177. Memorandum of Conversation Between Secretary of State Rusk and the Soviet Ambassador (Dobrynin)0

During my conversation with Mr. Dobrynin today we had a few words about nuclear testing. I pointed out to him that the President had more than once said that his principal disappointment since assuming office was the failure of the three governments concerned to reach a mutually acceptable agreement to ban nuclear tests. I pointed out that we had made strenuous efforts, beginning in March 1961, to meet what we understood to be the Soviet position and had continued these efforts at the present Geneva Conference. I pointed, as examples, to our proposals to eliminate the threshold and to ban tests in all environments (without an increase in inspection arrangements), and to locate control posts in the Soviet Union in direct relationship to seismicity. I outlined to him the principal points in my Geneva talk which led us to conclude that espionage could not be a serious question.1

I added that it now appears that we shall have to resume tests and, from what has been said in Moscow, we would assume that the Soviets will also test again. I said that it was a continuing policy of the United States to bring about a complete and permanent end of all testing on the basis of an agreement which would give reasonable assurance to the signatories that the agreement was being lived up to. I thought it important for our two governments to remain in contact with each other on this matter and to make every effort to bring to an end the kind of nuclear race in which we are now engaged.
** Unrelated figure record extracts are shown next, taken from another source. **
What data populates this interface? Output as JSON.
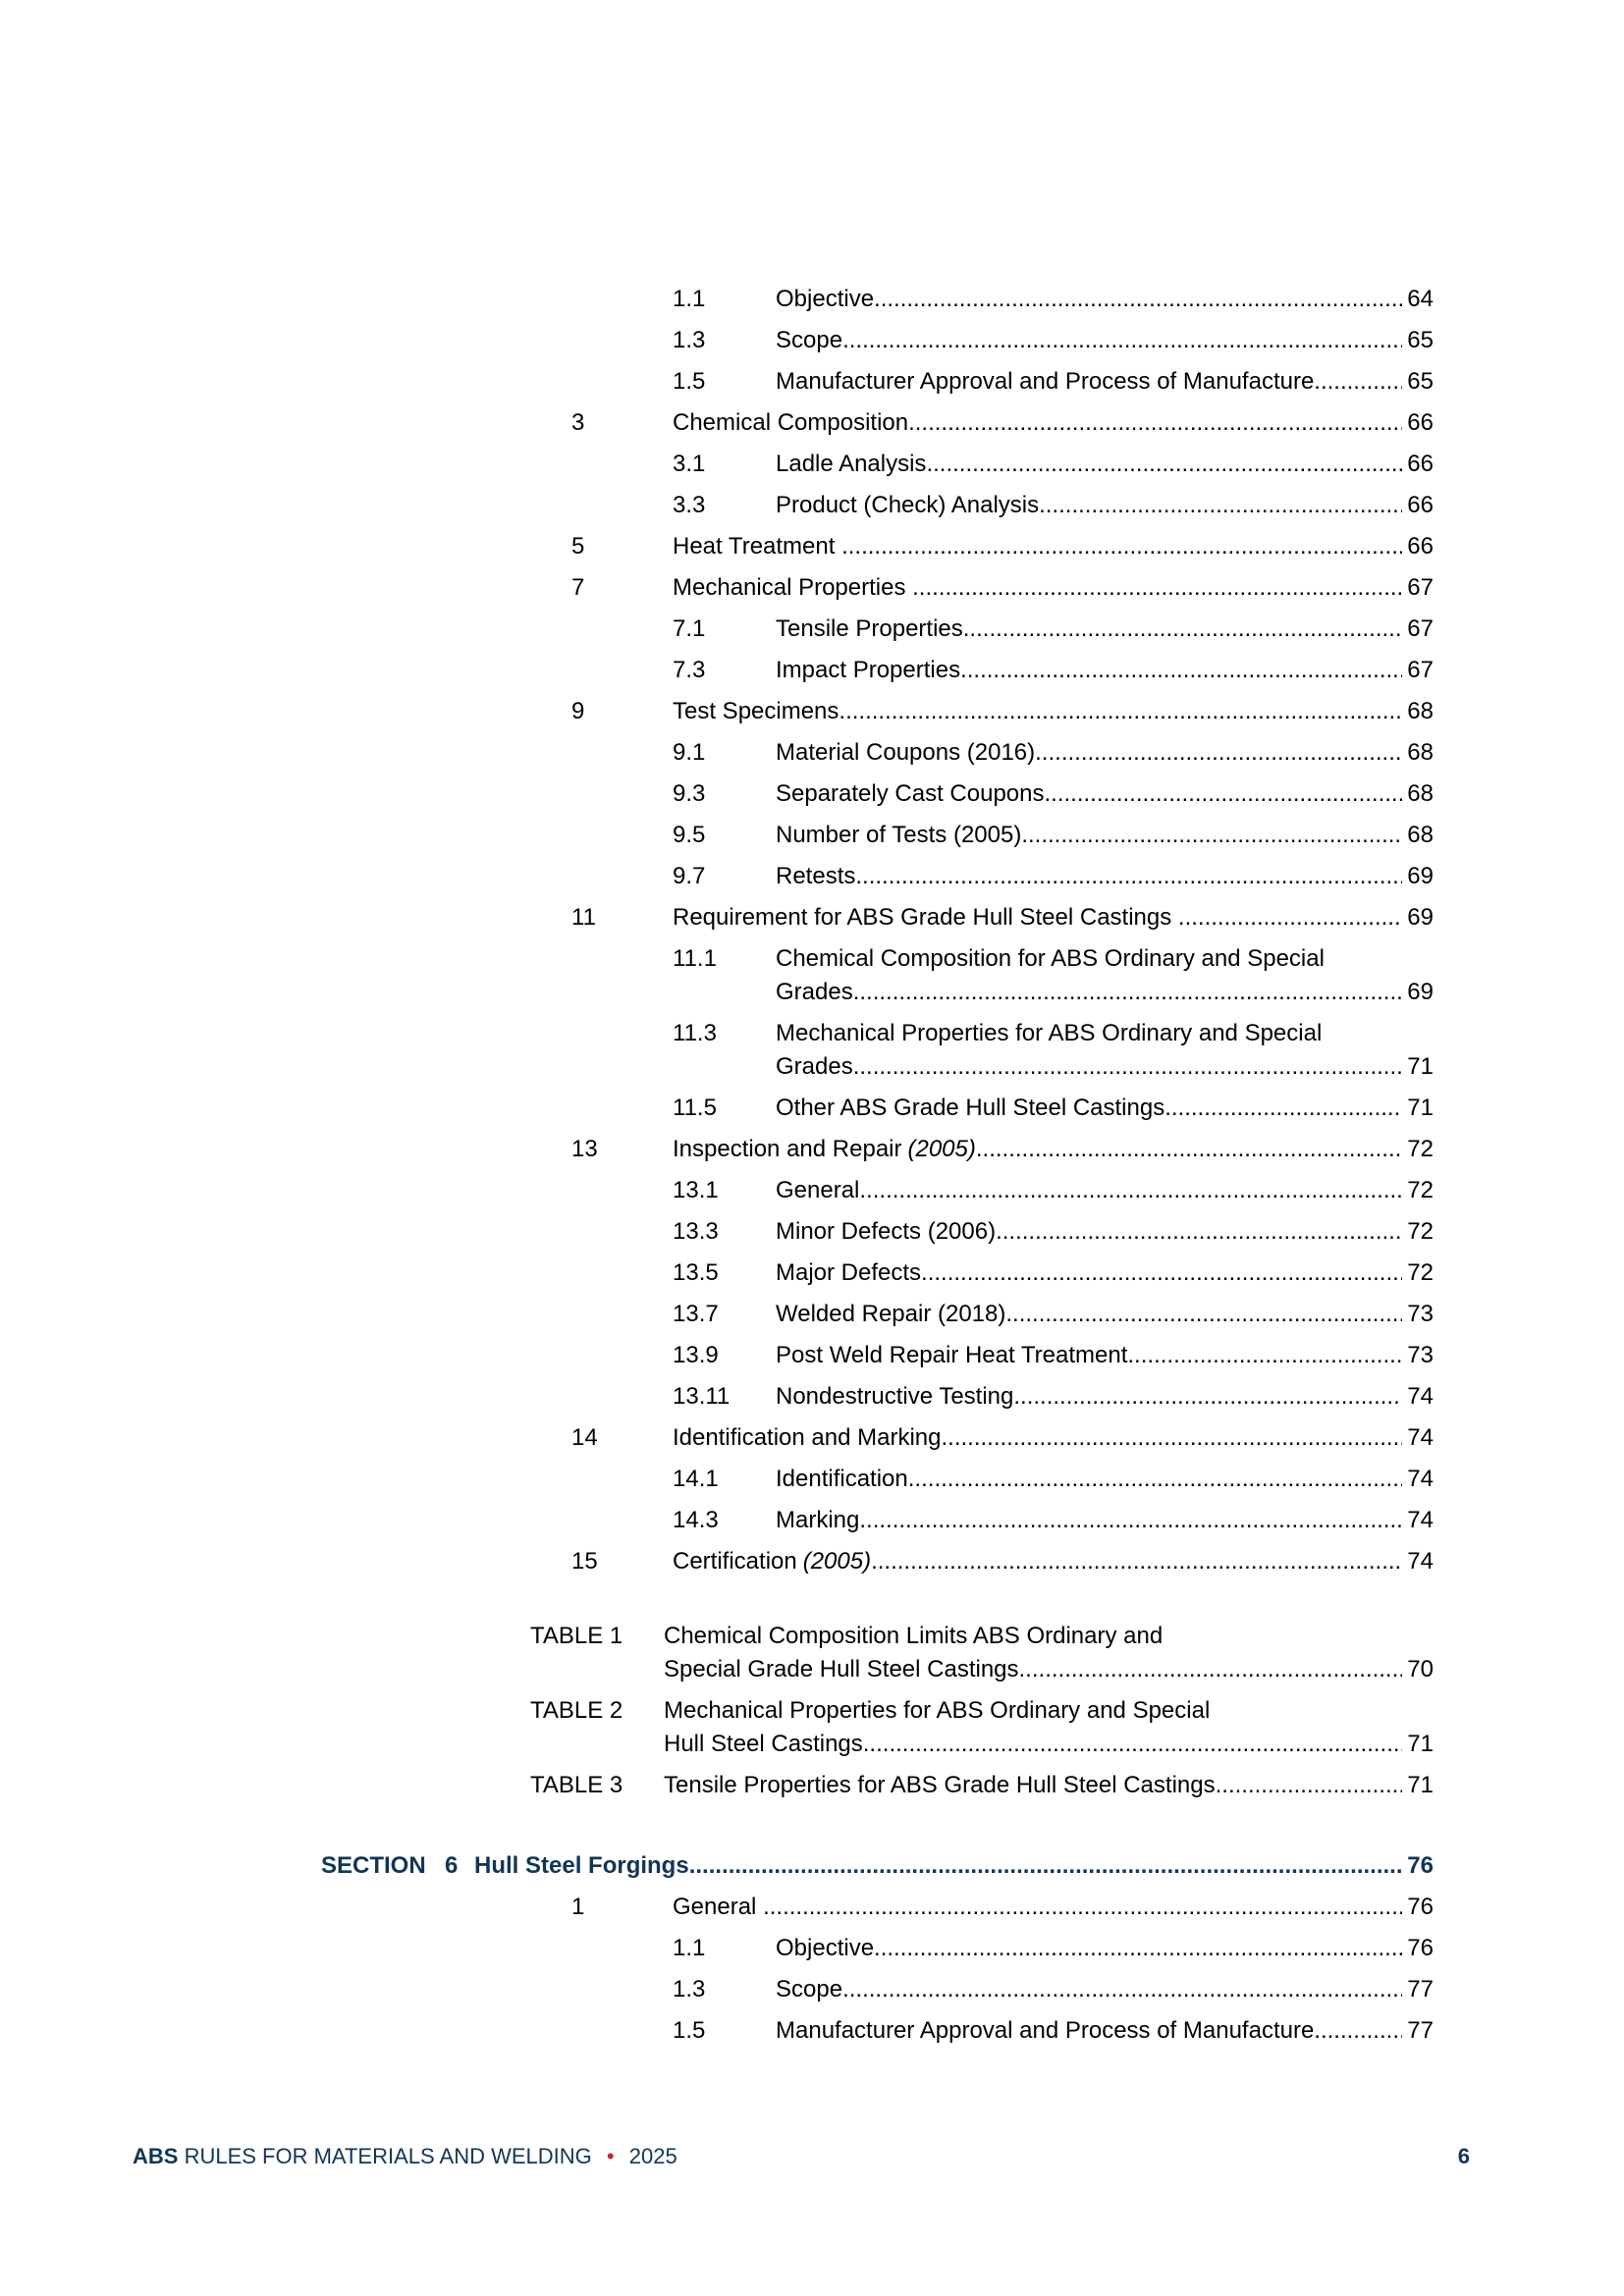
{
  "colors": {
    "navy": "#123556",
    "red": "#C2242E",
    "text": "#000000"
  },
  "toc": {
    "rows": [
      {
        "kind": "l2",
        "num": "1.1",
        "text": "Objective",
        "page": "64"
      },
      {
        "kind": "l2",
        "num": "1.3",
        "text": "Scope",
        "page": "65"
      },
      {
        "kind": "l2",
        "num": "1.5",
        "text": "Manufacturer Approval and Process of Manufacture",
        "page": "65"
      },
      {
        "kind": "l1",
        "num": "3",
        "text": "Chemical Composition",
        "page": "66"
      },
      {
        "kind": "l2",
        "num": "3.1",
        "text": "Ladle Analysis",
        "page": "66"
      },
      {
        "kind": "l2",
        "num": "3.3",
        "text": "Product (Check) Analysis",
        "page": "66"
      },
      {
        "kind": "l1",
        "num": "5",
        "text": "Heat Treatment ",
        "page": "66"
      },
      {
        "kind": "l1",
        "num": "7",
        "text": "Mechanical Properties ",
        "page": "67"
      },
      {
        "kind": "l2",
        "num": "7.1",
        "text": "Tensile Properties",
        "page": "67"
      },
      {
        "kind": "l2",
        "num": "7.3",
        "text": "Impact Properties",
        "page": "67"
      },
      {
        "kind": "l1",
        "num": "9",
        "text": "Test Specimens",
        "page": "68"
      },
      {
        "kind": "l2",
        "num": "9.1",
        "text": "Material Coupons (2016)",
        "page": "68"
      },
      {
        "kind": "l2",
        "num": "9.3",
        "text": "Separately Cast Coupons",
        "page": "68"
      },
      {
        "kind": "l2",
        "num": "9.5",
        "text": "Number of Tests (2005)",
        "page": "68"
      },
      {
        "kind": "l2",
        "num": "9.7",
        "text": "Retests",
        "page": "69"
      },
      {
        "kind": "l1",
        "num": "11",
        "text": "Requirement for ABS Grade Hull Steel Castings ",
        "page": "69"
      },
      {
        "kind": "l2",
        "num": "11.1",
        "pre": [
          "Chemical Composition for ABS Ordinary and Special"
        ],
        "text": "Grades",
        "page": "69"
      },
      {
        "kind": "l2",
        "num": "11.3",
        "pre": [
          "Mechanical Properties for ABS Ordinary and Special"
        ],
        "text": "Grades",
        "page": "71"
      },
      {
        "kind": "l2",
        "num": "11.5",
        "text": "Other ABS Grade Hull Steel Castings",
        "page": "71"
      },
      {
        "kind": "l1",
        "num": "13",
        "text": "Inspection and Repair",
        "italic": "(2005)",
        "page": "72"
      },
      {
        "kind": "l2",
        "num": "13.1",
        "text": "General",
        "page": "72"
      },
      {
        "kind": "l2",
        "num": "13.3",
        "text": "Minor Defects (2006)",
        "page": "72"
      },
      {
        "kind": "l2",
        "num": "13.5",
        "text": "Major Defects",
        "page": "72"
      },
      {
        "kind": "l2",
        "num": "13.7",
        "text": "Welded Repair (2018)",
        "page": "73"
      },
      {
        "kind": "l2",
        "num": "13.9",
        "text": "Post Weld Repair Heat Treatment",
        "page": "73"
      },
      {
        "kind": "l2",
        "num": "13.11",
        "text": "Nondestructive Testing",
        "page": "74"
      },
      {
        "kind": "l1",
        "num": "14",
        "text": "Identification and Marking",
        "page": "74"
      },
      {
        "kind": "l2",
        "num": "14.1",
        "text": "Identification",
        "page": "74"
      },
      {
        "kind": "l2",
        "num": "14.3",
        "text": "Marking",
        "page": "74"
      },
      {
        "kind": "l1",
        "num": "15",
        "text": "Certification",
        "italic": "(2005)",
        "page": "74"
      },
      {
        "kind": "table",
        "num": "TABLE 1",
        "gap": 42,
        "pre": [
          "Chemical Composition Limits ABS Ordinary and"
        ],
        "text": "Special Grade Hull Steel Castings",
        "page": "70"
      },
      {
        "kind": "table",
        "num": "TABLE 2",
        "pre": [
          "Mechanical Properties for ABS Ordinary and Special"
        ],
        "text": "Hull Steel Castings",
        "page": "71"
      },
      {
        "kind": "table",
        "num": "TABLE 3",
        "text": "Tensile Properties for ABS Grade Hull Steel Castings",
        "page": "71"
      },
      {
        "kind": "section",
        "label": "SECTION",
        "num": "6",
        "gap": 48,
        "text": "Hull Steel Forgings",
        "page": "76"
      },
      {
        "kind": "l1",
        "num": "1",
        "text": "General ",
        "page": "76"
      },
      {
        "kind": "l2",
        "num": "1.1",
        "text": "Objective",
        "page": "76"
      },
      {
        "kind": "l2",
        "num": "1.3",
        "text": "Scope",
        "page": "77"
      },
      {
        "kind": "l2",
        "num": "1.5",
        "text": "Manufacturer Approval and Process of Manufacture",
        "page": "77"
      }
    ]
  },
  "footer": {
    "brand": "ABS",
    "title": "RULES FOR MATERIALS AND WELDING",
    "separator": "•",
    "year": "2025",
    "page_number": "6"
  }
}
He said he was concerned that the resumption of tests by the United States would lead to a worsening of relations between our two governments. He used the familiar arguments about the numbers of tests conducted by the West and by the Soviet Union and said he did not understand why we had not accepted the statement of the eight powers in Geneva as a basis for further discussion.2 After a brief discussion of well known positions of both sides this portion of the conversation ended without a defined conclusion.

DR3
  1. Source: Department of State, Central Files, 600.0012/4-2362. Secret. Drafted by Secretary Rusk.
  2. In his statement to the Eighteen-Nation Disarmament Committee on March 23, Secretary Rusk disputed the Soviet complaint that the test ban control system “would facilitate Western espionage against the Soviet Union.” For text of his statement, see Documents on Disarmament, 1962, vol. I, pp. 167-176.
  3. See footnote 2, Document 175. For text of the U.S. paper submitted in response on April 17 (U.N. doc. ENDC/29), see Documents on Disarmament, 1962, vol. I, pp. 336-338.
  4. Rusk’s initials appear in an unidentified hand, indicating Rusk signed the original.